Be suspicious of numeric values appearing in the code (``magic numbers'').
Become familiar with existing library functions and defines. (But not too familiar. The internal details of library facilities, as opposed to their external interfaces, are subject to change without warning. They are also often quite unportable.) You should not be writing your own string compare routine, terminal control routines, or making your own defines for system structures. ``Rolling your own'' wastes your time and makes your code less readable, because another reader has to figure out whether you're doing something special in that reimplemented stuff to justify its existence. It also prevents your program from taking advantage of any microcode assists or other means of improving performance of system routines. Furthermore, it's a fruitful source of bugs. If possible, be aware of the differences between the common libraries (such as ANSI, POSIX, and so on).

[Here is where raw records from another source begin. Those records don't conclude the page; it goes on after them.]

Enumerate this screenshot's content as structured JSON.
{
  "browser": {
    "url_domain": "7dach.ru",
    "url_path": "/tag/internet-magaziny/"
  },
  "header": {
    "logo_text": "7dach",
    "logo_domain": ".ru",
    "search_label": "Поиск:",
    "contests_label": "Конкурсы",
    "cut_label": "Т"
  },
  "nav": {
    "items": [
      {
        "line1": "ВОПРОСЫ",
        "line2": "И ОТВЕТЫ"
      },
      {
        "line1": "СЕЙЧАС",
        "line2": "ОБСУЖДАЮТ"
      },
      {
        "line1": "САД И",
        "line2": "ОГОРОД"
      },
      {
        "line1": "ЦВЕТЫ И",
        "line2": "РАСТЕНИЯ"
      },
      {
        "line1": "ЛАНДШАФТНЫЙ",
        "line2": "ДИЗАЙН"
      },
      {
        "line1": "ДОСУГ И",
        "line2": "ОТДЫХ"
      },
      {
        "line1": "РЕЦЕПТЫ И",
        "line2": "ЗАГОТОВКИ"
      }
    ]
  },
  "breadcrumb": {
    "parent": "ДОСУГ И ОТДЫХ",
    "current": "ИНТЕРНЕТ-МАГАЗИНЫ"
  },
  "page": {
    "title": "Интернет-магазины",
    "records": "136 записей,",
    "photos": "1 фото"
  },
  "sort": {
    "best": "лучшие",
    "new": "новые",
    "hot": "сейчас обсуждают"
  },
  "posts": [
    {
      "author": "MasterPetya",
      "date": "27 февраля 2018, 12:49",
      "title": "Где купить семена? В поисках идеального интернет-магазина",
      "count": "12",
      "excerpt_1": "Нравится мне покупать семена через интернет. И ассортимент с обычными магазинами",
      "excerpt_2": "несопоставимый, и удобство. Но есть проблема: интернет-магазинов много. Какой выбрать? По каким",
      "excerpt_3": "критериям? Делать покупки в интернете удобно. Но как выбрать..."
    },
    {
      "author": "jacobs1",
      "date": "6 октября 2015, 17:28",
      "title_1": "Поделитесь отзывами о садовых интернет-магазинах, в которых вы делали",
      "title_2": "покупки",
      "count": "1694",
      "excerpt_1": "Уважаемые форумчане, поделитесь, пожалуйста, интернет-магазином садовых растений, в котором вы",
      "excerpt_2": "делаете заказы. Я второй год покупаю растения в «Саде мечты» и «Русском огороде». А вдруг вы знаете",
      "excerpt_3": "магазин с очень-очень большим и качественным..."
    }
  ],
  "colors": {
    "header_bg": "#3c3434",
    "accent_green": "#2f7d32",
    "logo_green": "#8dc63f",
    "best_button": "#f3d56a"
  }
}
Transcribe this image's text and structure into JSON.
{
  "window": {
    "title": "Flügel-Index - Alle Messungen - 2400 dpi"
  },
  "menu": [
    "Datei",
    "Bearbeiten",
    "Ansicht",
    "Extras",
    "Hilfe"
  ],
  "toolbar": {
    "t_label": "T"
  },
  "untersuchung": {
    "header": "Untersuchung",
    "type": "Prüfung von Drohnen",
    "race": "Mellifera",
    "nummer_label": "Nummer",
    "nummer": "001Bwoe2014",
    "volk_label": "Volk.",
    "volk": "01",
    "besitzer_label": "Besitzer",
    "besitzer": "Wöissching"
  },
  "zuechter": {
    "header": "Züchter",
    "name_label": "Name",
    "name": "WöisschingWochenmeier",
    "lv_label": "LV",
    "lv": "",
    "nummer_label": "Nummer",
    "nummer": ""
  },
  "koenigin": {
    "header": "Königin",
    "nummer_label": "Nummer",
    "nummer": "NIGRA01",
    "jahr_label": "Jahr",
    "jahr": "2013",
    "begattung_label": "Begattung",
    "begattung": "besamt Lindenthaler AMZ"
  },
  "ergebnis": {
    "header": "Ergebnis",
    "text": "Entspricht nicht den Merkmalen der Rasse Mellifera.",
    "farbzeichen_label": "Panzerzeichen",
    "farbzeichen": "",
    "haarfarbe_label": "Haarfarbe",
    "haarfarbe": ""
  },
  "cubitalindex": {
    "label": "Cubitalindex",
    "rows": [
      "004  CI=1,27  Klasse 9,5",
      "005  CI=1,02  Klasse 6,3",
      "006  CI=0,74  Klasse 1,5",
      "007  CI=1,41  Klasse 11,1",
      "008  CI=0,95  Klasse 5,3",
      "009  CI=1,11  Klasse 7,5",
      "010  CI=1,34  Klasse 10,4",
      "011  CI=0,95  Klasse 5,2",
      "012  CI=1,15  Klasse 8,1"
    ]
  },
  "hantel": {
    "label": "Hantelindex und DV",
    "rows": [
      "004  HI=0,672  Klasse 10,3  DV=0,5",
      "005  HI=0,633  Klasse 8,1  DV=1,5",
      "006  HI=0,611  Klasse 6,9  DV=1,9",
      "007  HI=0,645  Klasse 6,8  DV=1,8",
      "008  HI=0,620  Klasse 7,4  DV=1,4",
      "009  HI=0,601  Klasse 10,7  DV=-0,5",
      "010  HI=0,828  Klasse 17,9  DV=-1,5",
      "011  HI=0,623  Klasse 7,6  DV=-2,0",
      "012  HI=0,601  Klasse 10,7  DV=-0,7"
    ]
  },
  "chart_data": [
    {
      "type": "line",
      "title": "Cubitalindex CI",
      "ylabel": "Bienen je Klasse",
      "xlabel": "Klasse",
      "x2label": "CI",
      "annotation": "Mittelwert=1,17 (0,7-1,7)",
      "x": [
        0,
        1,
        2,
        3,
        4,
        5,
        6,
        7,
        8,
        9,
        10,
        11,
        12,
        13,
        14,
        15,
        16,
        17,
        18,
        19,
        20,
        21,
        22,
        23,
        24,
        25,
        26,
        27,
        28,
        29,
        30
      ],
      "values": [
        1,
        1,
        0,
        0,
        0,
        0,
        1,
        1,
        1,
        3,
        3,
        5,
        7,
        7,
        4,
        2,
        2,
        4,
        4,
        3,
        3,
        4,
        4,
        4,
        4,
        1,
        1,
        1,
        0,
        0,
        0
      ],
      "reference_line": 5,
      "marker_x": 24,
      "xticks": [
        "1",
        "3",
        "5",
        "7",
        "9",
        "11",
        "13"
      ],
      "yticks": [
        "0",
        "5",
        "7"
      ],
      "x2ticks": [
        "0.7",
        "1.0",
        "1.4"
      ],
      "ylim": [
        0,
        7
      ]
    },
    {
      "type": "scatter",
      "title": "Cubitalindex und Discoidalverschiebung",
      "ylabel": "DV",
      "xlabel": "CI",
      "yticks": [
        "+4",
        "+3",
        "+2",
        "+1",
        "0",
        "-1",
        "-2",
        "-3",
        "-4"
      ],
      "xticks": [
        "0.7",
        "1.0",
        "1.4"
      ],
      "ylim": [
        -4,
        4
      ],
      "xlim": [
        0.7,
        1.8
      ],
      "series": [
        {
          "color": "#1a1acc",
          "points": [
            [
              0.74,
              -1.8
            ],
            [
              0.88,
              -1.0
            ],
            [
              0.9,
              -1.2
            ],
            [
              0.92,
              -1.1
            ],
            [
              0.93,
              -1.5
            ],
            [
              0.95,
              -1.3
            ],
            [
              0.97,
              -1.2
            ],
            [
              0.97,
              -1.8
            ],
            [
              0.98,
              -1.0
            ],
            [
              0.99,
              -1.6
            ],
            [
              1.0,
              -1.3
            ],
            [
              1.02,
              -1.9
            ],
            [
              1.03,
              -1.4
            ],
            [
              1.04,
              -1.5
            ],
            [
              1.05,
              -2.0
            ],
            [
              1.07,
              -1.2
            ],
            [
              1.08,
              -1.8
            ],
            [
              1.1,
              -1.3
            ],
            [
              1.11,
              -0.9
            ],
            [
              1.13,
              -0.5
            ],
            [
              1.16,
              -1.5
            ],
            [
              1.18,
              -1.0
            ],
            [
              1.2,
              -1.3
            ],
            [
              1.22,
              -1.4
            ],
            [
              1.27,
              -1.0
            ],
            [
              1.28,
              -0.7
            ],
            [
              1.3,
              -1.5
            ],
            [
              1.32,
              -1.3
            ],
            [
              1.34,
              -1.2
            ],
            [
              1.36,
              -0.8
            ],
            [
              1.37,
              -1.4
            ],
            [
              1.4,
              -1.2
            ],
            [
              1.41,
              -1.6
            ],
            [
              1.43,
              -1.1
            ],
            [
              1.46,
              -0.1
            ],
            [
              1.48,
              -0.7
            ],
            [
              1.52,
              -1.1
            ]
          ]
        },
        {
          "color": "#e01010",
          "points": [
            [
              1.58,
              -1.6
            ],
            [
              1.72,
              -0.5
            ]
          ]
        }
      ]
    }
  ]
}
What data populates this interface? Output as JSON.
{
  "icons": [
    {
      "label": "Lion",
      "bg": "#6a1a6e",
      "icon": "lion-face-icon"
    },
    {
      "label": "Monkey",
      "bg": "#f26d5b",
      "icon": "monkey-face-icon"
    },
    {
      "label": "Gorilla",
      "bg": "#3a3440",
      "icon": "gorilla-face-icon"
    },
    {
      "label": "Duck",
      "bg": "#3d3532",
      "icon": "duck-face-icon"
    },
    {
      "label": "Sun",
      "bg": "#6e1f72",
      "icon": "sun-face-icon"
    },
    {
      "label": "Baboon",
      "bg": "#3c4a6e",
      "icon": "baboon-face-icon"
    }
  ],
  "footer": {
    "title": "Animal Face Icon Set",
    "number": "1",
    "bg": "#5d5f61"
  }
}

Always run your compiler with the switches set for maximum warnings. As an example run the Microsoft compilers with -W3. On Unix systems use alint.
Suspect labels inside blocks with the associated switch or goto outside the block.
Use explicit casts when doing arithmetic that mixes signed and unsigned values.
The inter-procedural goto, longjmp, should be used with caution. Many implementations ``forget'' to restore values in registers. Declare critical values as volatile if you can or comment them as VOLATILE.
Some linkers convert names to lower-case and some only recognize the first six letters as unique. Programs may break quietly on these systems.
Beware of compiler extensions. If used, document and consider them as machine dependencies.
A program cannot generally execute code in the data segment or write into the code segment. Even when it can, there is no guarantee that it can do so reliably.